Three-dimensional reconstruction of pelvic Magnetic Resonance Imaging (Avanto, Siemens, Erlangen, Germany), acquired using T1 and T2 weighted sequences, were performed (Dextroscope, Bracco Imaging S.p.A., Milan, Italy) on 8 females ranging in age from 0.67-12.17 months. Four female CBE patients (mean age 6.8 months) with MRIs before their osteotomy and primary closure were compared to four age matched controls with normal pelvises (mean age 5.8 months). Measurements of the erectile bodies, the cervix, and the vagina were taken.

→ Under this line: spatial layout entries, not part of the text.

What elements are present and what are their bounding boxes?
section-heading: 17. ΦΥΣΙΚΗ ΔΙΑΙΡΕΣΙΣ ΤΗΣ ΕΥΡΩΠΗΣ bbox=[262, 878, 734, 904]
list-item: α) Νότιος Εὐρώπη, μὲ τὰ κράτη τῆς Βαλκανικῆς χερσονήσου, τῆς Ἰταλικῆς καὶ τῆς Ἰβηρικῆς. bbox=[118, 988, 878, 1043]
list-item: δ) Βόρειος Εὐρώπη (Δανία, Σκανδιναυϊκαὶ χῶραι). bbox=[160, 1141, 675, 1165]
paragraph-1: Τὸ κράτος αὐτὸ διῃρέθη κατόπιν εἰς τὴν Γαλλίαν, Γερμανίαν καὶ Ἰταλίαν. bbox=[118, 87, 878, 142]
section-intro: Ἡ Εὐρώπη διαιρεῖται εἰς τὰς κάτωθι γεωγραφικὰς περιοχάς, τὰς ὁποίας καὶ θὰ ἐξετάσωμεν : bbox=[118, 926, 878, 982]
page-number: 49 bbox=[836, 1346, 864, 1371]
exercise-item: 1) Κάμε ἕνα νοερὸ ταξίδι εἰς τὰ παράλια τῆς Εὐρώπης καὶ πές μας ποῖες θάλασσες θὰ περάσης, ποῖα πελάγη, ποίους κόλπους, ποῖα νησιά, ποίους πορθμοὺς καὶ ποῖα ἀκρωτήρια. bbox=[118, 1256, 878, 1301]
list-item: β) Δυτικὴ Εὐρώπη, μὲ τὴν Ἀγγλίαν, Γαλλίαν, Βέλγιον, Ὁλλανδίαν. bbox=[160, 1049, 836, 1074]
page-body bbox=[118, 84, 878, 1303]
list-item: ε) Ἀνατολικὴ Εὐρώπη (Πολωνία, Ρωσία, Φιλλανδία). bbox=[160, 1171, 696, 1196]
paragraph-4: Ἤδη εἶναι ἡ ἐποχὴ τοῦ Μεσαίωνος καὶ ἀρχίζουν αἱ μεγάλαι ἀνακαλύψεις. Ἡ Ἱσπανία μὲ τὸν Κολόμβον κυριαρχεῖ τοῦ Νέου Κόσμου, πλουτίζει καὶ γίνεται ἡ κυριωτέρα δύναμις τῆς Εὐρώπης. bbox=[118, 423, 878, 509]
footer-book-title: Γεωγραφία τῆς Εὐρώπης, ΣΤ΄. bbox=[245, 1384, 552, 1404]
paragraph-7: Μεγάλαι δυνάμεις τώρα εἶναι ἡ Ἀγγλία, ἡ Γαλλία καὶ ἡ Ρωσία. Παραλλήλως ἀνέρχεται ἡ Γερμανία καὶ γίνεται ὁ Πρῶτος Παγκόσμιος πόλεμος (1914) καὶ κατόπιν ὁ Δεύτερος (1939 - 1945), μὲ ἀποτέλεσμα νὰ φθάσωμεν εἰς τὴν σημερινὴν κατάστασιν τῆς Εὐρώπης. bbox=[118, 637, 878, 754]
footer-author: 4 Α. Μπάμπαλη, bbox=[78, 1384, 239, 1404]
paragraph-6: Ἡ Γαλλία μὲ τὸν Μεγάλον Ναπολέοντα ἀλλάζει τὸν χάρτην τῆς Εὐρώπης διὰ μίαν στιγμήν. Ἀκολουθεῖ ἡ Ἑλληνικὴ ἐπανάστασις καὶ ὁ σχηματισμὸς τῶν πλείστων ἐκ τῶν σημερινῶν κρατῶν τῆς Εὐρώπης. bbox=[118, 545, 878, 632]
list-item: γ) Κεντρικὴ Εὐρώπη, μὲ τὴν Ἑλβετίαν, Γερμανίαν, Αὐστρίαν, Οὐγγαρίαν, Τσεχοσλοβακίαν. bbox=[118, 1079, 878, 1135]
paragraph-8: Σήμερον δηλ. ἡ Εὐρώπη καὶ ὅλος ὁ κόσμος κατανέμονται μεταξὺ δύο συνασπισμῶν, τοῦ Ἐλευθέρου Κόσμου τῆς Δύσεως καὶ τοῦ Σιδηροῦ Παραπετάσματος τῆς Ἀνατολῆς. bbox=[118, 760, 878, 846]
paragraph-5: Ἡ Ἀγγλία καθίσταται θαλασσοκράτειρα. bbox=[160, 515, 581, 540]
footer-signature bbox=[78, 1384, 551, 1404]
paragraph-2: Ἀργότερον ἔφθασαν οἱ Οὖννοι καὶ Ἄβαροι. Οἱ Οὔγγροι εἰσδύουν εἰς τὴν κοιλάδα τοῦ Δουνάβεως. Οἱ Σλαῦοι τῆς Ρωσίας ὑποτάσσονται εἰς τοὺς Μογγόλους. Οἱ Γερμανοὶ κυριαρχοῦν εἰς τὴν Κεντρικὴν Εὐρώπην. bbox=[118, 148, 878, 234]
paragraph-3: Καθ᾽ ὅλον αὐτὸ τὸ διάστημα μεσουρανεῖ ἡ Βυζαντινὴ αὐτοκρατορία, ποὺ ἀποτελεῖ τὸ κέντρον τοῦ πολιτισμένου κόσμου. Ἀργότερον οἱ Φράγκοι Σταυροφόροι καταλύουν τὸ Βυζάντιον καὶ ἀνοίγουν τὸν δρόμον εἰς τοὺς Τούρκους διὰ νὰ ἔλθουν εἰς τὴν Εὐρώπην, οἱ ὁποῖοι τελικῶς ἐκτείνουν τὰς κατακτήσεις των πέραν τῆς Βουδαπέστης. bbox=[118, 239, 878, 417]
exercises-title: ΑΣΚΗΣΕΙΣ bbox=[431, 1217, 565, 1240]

The mean distance between clitoral halves in CBE females was 1.35cm (mean diastasis 3.9cm), while the mean distance in controls was 0.04 cm. The distance between the anal verge and vagina was larger in CBE females (mean 2.64 cm) than in controls (mean 1.62cm). The total vaginal length in CBE females (mean 1.67cm) was half the length compared to controls (mean 3.39cm). The mean angle between the cervical os axis and the vaginal axis was more acute in females with CBE (121.9 degrees) compared to normals (163.7 degrees). All four controls had anteverted cervical ora, while three of four females with CBE had a retroversion of the cervix, with the other cervix in slight anteversion. The mean clitoral body angle is less in CBE females (88.05 degrees, right; 88.90 degrees, left) than in controls (134.5 degrees, right; 138.75 degrees, left). The average total length of each clitoral body was comparable in CBE females (26mm) and controls (29.1 mm), however the proportion of anteriorly dependent clitoris to pelvic rami associated clitoris was over five times larger in CBE patients (9.56 anterior:posterior) when compared to normals (1.82 anterior:posterior).
Along with quantifying several anecdotal relationships of the cervix and vagina with implications for fertility, this study offers novel observations about the anatomy of the erectile bodies in female exstrophy infants. Most importantly, contrary to the erectile bodies in male CBE patients, females have the majority of the clitoral body anterior to the pelvic attachment.